I switched to studying law where, with a bit of luck, by the time I killed my criminal-law lecturer he’d already have taught me how to talk my way out of it.
I don’t do economics any more. Still, a friend was recently debating whether to buy a new bike, and I offered to dust off my expertise in the allocation of scare resources to help. I even invented the term ‘velonomics’ to describe it.
He said no: “For God’s sake. I’m only pretending to be indecisive to make me feel less guilty. I don’t want you to spoil the pleasure of it with some sort of rational analysis.”
Velonomics in action
Having invented velonomics, I didn’t want to waste the idea. So, if you’re thinking of buying a new bike, here’s how it works. Don’t worry, by the way. Like all economic theories it’s been carefully divorced from reality, and is designed to get you the answer you want to hear.
The two basic questions are:
1) Do you want a new bike?
2) Can you afford it?
You will appreciate I only include 1) for purposes of logical completeness. The hot potato is 2).

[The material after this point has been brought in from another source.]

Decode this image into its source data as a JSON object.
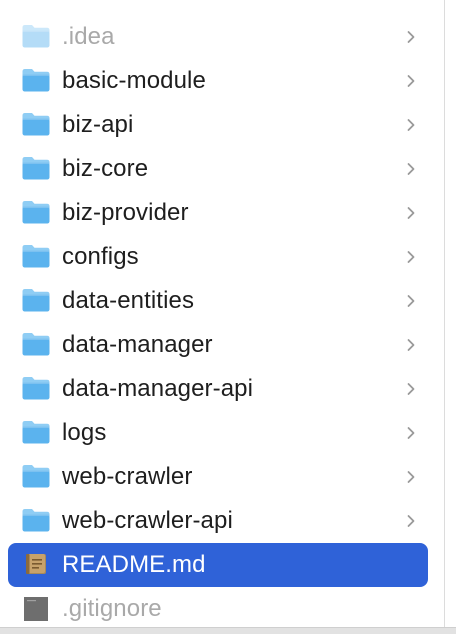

Let’s say the bike of your dreams costs £3,000. If you look at that and think, “Jesus. That’s a lot of money,” you’re doing it all wrong. The money is neither here nor there. You need to look at the ‘opportunity cost’. That’s to say, what would you have done with the money otherwise? It might help to break it down.
Really all we’re talking about here is a sandwich and a couple of cups of coffee a day for a year. Be honest with yourself, where is the carbon fibre in a couple of cups of coffee? Is it an 11-speed sandwich? Of course it isn’t.

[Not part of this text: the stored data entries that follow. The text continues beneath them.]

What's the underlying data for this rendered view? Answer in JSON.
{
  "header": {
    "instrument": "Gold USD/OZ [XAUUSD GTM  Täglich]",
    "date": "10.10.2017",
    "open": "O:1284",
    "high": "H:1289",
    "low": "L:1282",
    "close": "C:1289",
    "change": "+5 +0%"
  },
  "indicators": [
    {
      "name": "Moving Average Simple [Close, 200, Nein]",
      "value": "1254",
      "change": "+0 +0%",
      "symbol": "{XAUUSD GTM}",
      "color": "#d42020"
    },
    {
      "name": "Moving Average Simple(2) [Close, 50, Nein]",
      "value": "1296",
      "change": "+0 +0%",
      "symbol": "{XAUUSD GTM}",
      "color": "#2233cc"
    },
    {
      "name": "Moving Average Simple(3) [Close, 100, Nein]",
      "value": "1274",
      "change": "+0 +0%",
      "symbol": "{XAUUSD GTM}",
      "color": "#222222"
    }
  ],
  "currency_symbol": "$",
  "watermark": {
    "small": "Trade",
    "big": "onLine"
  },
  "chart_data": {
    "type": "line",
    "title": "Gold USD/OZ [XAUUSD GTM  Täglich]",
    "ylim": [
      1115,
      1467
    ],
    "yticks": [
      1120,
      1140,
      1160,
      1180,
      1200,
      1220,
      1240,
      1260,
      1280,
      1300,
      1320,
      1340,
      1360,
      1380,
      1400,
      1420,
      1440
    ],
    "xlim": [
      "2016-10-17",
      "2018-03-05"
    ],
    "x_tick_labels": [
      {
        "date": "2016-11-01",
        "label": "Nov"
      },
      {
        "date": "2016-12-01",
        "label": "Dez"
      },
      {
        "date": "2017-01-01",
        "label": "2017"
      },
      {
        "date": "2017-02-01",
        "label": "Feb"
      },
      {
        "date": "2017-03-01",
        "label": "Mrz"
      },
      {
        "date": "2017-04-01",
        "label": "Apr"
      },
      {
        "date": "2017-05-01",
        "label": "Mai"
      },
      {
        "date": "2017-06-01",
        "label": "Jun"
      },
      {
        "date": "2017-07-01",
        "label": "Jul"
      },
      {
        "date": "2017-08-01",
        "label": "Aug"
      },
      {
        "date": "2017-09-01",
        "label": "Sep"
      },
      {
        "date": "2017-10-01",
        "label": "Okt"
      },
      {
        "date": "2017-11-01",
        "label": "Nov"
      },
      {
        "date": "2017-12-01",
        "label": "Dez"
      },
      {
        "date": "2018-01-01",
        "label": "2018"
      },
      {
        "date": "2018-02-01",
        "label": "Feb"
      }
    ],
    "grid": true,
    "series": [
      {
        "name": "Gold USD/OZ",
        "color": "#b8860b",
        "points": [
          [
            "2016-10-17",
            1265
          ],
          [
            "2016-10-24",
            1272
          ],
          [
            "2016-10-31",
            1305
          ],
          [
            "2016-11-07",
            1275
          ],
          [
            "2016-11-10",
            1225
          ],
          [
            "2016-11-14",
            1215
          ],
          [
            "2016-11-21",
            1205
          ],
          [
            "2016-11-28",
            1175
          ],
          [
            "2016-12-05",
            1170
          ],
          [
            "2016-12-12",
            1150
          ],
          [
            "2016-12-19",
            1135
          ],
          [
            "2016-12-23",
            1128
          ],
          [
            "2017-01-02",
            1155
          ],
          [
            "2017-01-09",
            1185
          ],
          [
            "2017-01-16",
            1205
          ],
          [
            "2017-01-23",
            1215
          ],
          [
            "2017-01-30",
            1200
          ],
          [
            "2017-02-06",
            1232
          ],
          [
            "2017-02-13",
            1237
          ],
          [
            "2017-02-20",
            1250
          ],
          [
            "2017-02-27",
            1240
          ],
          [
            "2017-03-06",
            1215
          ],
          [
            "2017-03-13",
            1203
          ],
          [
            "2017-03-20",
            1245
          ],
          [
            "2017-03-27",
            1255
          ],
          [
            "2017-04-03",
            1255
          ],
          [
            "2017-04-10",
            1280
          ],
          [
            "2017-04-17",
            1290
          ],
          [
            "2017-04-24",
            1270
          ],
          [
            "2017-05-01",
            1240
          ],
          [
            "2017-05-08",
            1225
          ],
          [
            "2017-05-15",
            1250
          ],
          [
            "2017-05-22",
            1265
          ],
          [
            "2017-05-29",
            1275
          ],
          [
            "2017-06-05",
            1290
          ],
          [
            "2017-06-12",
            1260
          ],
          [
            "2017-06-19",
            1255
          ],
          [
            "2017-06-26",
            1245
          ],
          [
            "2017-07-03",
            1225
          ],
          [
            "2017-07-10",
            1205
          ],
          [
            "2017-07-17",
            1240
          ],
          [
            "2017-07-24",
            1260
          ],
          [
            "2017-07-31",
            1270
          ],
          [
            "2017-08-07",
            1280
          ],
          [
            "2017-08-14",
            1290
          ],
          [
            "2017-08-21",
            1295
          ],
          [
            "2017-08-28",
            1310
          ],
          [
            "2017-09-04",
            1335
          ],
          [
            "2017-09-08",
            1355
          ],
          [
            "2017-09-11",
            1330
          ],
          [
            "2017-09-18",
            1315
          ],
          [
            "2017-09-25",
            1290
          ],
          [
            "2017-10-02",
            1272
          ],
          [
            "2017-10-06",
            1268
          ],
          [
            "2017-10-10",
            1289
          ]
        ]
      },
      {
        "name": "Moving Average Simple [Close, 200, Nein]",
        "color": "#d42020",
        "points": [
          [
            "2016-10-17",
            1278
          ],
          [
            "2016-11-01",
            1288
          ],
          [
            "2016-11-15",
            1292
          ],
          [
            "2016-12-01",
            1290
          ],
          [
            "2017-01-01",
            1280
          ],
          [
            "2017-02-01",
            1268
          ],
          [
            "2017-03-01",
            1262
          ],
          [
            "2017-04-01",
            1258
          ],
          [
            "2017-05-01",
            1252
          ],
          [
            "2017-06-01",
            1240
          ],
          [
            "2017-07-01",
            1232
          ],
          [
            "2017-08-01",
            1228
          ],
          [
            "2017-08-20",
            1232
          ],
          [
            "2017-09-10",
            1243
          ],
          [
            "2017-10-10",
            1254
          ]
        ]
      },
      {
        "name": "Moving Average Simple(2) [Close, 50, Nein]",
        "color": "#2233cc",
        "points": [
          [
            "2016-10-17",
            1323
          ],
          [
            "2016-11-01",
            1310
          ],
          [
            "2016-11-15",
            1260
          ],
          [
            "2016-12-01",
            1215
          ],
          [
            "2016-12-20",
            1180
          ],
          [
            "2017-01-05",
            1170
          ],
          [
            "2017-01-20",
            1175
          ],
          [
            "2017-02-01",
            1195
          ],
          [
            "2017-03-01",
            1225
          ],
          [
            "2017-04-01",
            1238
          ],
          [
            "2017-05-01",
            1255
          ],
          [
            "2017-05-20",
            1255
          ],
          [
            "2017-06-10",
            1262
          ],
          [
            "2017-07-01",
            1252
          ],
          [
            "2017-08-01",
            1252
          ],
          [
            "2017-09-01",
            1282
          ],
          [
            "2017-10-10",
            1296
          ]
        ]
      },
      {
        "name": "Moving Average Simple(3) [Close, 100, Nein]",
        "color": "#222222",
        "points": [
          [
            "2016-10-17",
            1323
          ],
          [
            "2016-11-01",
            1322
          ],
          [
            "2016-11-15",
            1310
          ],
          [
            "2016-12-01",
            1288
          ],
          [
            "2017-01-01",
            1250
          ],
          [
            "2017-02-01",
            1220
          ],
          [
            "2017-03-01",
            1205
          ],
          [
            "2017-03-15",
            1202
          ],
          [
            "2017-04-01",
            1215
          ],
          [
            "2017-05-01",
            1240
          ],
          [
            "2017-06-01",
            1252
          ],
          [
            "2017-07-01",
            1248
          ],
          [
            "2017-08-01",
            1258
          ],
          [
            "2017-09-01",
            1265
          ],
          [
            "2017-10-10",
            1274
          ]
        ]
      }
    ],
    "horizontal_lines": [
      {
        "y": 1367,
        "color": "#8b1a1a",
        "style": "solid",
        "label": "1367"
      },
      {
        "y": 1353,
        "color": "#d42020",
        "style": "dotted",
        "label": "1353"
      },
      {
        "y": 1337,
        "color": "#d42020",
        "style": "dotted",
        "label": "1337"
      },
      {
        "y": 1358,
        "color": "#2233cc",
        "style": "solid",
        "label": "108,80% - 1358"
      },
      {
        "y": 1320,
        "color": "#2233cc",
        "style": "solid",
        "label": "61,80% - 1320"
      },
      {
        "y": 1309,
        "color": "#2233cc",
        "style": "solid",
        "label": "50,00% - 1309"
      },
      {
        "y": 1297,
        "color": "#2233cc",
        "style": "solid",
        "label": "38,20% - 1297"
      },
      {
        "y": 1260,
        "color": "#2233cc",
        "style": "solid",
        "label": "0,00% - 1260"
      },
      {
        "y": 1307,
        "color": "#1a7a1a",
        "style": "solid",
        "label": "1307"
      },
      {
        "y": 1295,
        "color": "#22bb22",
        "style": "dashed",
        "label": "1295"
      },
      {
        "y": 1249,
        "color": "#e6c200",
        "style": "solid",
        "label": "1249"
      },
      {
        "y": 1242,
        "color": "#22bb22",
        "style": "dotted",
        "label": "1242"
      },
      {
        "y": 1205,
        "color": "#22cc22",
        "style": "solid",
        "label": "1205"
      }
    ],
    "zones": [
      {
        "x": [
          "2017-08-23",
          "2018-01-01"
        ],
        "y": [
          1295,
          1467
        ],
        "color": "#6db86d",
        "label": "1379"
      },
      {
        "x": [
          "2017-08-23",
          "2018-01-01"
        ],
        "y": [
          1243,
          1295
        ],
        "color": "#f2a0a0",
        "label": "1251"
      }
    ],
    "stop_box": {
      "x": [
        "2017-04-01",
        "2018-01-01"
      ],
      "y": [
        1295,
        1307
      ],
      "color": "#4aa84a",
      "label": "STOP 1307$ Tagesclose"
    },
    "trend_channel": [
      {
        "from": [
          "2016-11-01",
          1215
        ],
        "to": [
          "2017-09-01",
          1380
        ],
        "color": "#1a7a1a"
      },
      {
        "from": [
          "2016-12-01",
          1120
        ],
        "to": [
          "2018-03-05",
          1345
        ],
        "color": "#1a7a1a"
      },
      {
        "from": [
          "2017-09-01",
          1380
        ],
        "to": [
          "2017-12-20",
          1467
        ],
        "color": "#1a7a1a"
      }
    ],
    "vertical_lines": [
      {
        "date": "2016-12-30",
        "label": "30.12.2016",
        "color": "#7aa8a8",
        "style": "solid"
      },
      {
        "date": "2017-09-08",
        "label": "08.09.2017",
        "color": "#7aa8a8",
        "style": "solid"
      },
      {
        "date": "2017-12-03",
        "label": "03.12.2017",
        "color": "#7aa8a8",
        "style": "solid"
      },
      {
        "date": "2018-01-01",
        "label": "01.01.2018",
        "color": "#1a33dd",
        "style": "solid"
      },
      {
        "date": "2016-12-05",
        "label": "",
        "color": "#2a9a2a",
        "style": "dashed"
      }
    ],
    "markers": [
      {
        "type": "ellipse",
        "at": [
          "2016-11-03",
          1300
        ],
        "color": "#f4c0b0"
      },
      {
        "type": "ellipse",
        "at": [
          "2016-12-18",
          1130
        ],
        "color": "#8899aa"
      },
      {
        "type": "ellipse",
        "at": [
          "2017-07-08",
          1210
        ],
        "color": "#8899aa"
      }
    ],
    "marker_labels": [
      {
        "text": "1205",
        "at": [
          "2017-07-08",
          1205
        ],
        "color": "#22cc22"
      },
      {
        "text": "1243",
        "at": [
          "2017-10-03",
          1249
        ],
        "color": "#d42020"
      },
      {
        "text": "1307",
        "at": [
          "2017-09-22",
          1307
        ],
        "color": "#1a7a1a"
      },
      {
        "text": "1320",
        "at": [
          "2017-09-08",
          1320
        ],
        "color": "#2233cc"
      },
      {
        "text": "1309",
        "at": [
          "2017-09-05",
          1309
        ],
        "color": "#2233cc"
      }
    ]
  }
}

If you still haven’t got the money, well, do you have any dependants? Because making them save money is easier than saving it yourself. This is how government economic policy works, and if it’s good enough for them, it’s good enough for you.

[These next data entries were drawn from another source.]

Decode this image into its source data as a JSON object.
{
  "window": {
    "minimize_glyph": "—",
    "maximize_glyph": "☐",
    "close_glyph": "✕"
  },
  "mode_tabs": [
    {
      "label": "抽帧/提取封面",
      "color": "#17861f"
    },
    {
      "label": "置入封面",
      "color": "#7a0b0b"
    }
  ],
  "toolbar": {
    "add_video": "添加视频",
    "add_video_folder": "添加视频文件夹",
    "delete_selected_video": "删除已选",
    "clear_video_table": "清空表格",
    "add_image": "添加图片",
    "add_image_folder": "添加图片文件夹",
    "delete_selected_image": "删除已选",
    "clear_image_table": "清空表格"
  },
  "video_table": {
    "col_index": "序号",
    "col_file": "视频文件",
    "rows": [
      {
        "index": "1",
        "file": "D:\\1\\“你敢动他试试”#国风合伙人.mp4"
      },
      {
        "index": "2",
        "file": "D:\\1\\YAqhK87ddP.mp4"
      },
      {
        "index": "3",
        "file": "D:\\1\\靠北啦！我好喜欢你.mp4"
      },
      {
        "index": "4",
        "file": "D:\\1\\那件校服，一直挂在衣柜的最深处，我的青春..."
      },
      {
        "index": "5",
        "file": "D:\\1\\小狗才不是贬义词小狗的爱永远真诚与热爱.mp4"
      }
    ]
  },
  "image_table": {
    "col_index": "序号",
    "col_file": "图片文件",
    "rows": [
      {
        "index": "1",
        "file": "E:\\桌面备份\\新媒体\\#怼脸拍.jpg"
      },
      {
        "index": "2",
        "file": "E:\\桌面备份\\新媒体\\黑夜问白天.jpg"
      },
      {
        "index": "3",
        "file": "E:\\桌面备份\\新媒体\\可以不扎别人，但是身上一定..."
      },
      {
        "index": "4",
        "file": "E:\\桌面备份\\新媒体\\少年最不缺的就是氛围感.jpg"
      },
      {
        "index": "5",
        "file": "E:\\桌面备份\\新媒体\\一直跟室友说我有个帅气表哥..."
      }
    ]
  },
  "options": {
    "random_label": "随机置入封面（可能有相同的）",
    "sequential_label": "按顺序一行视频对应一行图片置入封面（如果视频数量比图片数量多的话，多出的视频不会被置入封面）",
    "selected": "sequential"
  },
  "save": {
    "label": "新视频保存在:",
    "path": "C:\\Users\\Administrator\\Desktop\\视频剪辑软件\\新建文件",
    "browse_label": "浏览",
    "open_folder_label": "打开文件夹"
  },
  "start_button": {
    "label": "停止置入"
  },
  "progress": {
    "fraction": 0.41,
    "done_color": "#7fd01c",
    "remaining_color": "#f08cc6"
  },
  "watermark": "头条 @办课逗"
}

Watch: Dr Hutch’s guide to waving
If you’re unsure about impoverishing your family, well, first you’ll never be Chancellor of the Exchequer with that attitude, and second, you need to consider external benefits. This is simply the issue of how other people might benefit from you owning a nice new bike.
A new bike will make you happy. You being happy will make other people happy. (If you’re already happy, velonomics might not be for you.) Other people should be made to pay for your making them happy. It’s only fair.
If a new bike makes you faster, that also means you’ll be home from events sooner, so you’ll be able to do more to help around the house. This will free up other members of the family to pursue their own hobbies. This will also make them happy.
A few years ago, my new time trial bike freed up enough of Mrs Doc’s time for her to sigh heavily and give me a disappointed look.
Finally, velonomics connects to the UK economy. Your purchase enriches a bike shop. The bike shop pays their staff. This makes their staff happy. The staff spend the money. This makes someone else happy. And so on, until your £3,000 bike has made everyone happy.
Frankly, I think you deserve a sandwich and a cup of coffee.